What Does the Paris Agreement Hold for Latin America? Challenges and Opportunities

Wednesday, January 27, 2016

It is undeniable that this agreement is vital for the planet. The agreement lays the foundations to create more resilient communities and economies and helps mobilize new investment in key sectors such as clean energy, which in turn will help mitigate climate change and bring important local benefits.

While the region accounts for only 10 percent of greenhouse gas emissions, much of its territory is exposed to higher temperatures. Given this, representatives from several countries-Peru standing out-assumed a proactive role during the negotiations preceding the agreement. The leadership of these countries was key for moving the discussions to build bridges between developing and developed countries, expressing willingness to take action and reiterating that the region is also part of the climate solution.

Latin America is now in fact a source of climate solutions. There are currently numerous examples of measures that address greenhouse gas emissions: Bogota’s rapid bus system, green mortgages in Mexico and Costa Rica’s payment system for environmental services. This agreement will therefore, allow the deployment of similar solutions, which will in turn have the ability to respond to the region’s needs on sustainable development.

According to the agreement reached in Paris in December 2015, the fronts that affect Latin America and that will drive the implementation of new sustainable practices, are:

Emission reductions to deepen over time. The agreement establishes a mechanism by which countries should reassess and deepen their climate commitments every five years. For Latin America this is a critical step in the fight against climate change. According to the NGO Germanwatch, between 1995 and 2014, three countries in the region ranked among the 10 countries that had experienced stronger extreme weather, Honduras being the most affected. Andean countries are also highly vulnerable to the effects of melting glaciers. The World Bank estimated that if temperatures increased more than two degrees Celsius, more than 90 percent of the glaciers will unfreeze.

A new commitment to adaptation. In a region where 61 percent of its people recognize that climate change is the most serious global threat, and about 600 million people reside in areas that depend on economic sectors such as agriculture, fishing and tourism and are highly vulnerable to change climate, this component is key. The Agreement makes adaptation and the urgency of identifying and funding responses to the impacts of climate change a priority. The Paris Pact states that by 2025, countries should agree to a target of at least USD100 million a year that rich countries provide to poor nations in their fight against climate change.

Transition to low carbon economies. The pact will facilitate the mobilization of new investments in the energy sector. Latin America, with its abundant renewable resources, is considered a very attractive region for clean energy investment. According to Bloomberg New Energy Finance, 4 of the 10 countries with the greatest potential for investment in clean energy are in Latin America: Brazil, Chile, Mexico and Uruguay. Overall, in 2014 these four countries saw a total of USD23 billion in clean energy investments.

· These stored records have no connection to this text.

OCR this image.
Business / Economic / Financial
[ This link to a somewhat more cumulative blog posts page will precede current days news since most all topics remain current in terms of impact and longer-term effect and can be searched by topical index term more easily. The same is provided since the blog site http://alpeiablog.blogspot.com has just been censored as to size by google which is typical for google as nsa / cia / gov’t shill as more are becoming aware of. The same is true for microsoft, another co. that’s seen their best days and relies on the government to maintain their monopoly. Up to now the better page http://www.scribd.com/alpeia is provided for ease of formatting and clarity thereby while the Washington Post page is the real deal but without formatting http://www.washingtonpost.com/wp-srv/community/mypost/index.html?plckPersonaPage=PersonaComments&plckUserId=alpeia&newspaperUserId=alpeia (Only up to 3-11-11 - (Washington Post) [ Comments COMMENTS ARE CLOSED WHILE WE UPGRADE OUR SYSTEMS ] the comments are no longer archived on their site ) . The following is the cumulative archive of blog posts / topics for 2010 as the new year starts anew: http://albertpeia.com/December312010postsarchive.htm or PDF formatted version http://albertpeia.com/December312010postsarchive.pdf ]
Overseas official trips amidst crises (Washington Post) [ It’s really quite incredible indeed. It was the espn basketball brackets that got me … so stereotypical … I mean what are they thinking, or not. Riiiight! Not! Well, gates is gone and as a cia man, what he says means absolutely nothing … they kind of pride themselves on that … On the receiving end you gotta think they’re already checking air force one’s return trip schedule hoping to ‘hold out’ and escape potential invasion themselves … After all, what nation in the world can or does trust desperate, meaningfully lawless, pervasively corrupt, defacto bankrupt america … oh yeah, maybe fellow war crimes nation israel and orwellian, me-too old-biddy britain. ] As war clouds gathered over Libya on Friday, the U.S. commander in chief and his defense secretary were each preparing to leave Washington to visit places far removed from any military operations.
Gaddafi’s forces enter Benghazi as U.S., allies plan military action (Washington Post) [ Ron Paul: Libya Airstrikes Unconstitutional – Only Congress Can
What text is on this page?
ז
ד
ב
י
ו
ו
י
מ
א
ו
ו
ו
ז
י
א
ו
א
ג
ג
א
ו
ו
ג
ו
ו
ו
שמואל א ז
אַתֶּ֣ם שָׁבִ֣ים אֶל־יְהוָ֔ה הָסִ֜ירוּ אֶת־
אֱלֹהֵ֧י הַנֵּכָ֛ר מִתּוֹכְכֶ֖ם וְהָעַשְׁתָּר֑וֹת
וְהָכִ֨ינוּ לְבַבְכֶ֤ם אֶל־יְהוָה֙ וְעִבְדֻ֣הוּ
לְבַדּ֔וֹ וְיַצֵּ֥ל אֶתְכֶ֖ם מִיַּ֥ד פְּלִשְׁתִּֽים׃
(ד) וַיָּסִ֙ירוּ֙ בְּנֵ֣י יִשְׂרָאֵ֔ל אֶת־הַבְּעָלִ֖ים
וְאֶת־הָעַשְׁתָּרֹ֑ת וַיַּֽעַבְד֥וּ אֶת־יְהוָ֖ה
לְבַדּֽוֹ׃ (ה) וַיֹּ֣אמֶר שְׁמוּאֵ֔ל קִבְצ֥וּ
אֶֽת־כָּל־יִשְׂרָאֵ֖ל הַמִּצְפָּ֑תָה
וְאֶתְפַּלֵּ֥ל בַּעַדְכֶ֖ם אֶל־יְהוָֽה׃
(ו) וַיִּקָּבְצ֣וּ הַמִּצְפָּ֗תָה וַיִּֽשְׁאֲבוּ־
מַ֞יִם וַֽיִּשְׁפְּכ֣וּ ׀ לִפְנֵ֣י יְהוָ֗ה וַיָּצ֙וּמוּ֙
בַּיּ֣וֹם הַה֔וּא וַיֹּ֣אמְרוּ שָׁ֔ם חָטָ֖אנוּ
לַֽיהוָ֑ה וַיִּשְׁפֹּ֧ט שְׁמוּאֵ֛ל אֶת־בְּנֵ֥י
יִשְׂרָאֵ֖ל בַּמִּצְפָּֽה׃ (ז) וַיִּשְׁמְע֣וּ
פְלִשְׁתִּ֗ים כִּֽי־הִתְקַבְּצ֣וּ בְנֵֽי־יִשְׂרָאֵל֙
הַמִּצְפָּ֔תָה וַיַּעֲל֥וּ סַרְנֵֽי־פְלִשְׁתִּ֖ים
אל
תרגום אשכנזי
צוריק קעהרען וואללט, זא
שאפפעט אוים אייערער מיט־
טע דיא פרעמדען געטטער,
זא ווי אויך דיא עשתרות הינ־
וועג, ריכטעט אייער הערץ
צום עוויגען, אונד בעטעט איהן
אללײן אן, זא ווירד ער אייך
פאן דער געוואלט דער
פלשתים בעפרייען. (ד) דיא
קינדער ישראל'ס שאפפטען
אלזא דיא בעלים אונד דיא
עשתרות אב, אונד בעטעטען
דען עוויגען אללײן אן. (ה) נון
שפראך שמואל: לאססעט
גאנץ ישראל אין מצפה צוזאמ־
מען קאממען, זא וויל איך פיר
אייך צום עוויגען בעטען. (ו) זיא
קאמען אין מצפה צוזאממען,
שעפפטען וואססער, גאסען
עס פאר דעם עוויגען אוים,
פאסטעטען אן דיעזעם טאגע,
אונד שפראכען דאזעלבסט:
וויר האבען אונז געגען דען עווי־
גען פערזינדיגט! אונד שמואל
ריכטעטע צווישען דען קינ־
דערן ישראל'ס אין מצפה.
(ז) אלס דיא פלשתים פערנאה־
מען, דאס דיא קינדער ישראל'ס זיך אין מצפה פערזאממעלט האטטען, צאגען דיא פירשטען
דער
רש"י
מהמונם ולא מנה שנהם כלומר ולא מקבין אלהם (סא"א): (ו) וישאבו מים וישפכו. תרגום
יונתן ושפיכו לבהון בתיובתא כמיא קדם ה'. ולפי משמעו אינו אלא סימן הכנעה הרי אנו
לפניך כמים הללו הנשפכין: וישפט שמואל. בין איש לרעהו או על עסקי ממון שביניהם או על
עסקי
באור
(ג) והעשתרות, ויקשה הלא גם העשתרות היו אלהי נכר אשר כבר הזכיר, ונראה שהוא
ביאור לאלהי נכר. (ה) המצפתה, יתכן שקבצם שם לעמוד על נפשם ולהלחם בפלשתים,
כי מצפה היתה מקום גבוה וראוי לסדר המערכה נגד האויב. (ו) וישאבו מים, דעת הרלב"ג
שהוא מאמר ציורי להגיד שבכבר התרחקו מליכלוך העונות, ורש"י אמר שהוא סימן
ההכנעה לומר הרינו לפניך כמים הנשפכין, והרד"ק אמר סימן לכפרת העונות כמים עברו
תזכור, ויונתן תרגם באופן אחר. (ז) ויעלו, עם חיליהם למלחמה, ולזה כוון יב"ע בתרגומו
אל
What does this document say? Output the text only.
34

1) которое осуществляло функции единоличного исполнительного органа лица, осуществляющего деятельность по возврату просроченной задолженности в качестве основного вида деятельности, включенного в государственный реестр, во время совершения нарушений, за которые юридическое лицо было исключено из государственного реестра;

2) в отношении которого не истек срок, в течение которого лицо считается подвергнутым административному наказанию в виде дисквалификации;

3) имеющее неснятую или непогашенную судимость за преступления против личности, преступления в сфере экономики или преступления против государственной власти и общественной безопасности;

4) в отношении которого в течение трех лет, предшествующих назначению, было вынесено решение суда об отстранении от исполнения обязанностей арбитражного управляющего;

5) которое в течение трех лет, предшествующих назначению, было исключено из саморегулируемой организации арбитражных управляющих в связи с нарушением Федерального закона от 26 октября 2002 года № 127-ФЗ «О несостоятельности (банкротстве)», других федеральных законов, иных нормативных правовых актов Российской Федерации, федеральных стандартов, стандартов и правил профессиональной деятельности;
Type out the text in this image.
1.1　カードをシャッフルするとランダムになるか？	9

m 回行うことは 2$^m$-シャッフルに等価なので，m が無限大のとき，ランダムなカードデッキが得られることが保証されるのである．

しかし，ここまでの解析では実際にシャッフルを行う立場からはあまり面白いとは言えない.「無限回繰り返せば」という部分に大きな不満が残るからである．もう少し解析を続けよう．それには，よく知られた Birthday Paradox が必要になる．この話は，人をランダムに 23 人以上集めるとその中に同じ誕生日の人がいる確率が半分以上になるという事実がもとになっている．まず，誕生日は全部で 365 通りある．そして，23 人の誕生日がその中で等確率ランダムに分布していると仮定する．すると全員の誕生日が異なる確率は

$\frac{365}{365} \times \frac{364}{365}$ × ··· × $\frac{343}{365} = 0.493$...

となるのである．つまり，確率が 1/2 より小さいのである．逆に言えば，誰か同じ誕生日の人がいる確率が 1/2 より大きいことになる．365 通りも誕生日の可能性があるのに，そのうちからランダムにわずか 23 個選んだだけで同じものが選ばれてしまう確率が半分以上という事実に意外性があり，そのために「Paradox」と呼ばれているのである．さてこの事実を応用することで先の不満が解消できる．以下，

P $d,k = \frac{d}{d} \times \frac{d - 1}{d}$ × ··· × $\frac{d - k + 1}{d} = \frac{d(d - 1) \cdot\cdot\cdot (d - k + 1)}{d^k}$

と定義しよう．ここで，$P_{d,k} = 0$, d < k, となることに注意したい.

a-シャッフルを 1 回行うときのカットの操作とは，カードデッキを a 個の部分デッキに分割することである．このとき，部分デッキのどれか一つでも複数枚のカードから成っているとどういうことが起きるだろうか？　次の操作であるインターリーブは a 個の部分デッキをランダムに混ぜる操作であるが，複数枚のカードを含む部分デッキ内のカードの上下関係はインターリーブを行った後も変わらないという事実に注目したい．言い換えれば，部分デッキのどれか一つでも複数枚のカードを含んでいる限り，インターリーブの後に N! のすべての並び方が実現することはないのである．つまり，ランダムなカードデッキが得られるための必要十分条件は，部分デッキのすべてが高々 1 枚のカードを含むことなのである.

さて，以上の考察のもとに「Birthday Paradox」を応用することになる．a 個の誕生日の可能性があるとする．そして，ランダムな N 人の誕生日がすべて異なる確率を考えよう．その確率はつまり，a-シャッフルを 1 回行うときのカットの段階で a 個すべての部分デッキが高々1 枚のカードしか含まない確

An increase in these investments means more jobs, improvements in public health and savings in energy costs. A study by the New Climate Institute reveals that Chile could save USD5, 300 million each year on fossil fuels, avoid 1,500 air pollution-related deaths- in Santiago only -and create 11,000 green jobs, by transitioning to one hundred percent renewable energy.

This historic agreement is binding, as countries are required to monitor and improve their contributions to reducing greenhouse gases every five years. The stated goal is to ensure that the global average temperature is stabilized “well below” 2 degrees Celsius over pre-industrial levels, and strive for it not to rise more than 1.5 degrees. There is time until April 2017 to ratify this treaty, and as long as 55 percent of the countries consent-and that the sum of their emissions is equivalent to 55 percent of all global greenhouse gases-the agreement shall take effect on 2020.

While there is a consensus that this Agreement will pave the way to a more hopeful future, it also poses several challenges for the region, whose vulnerability to climate change and limited resources is undeniable.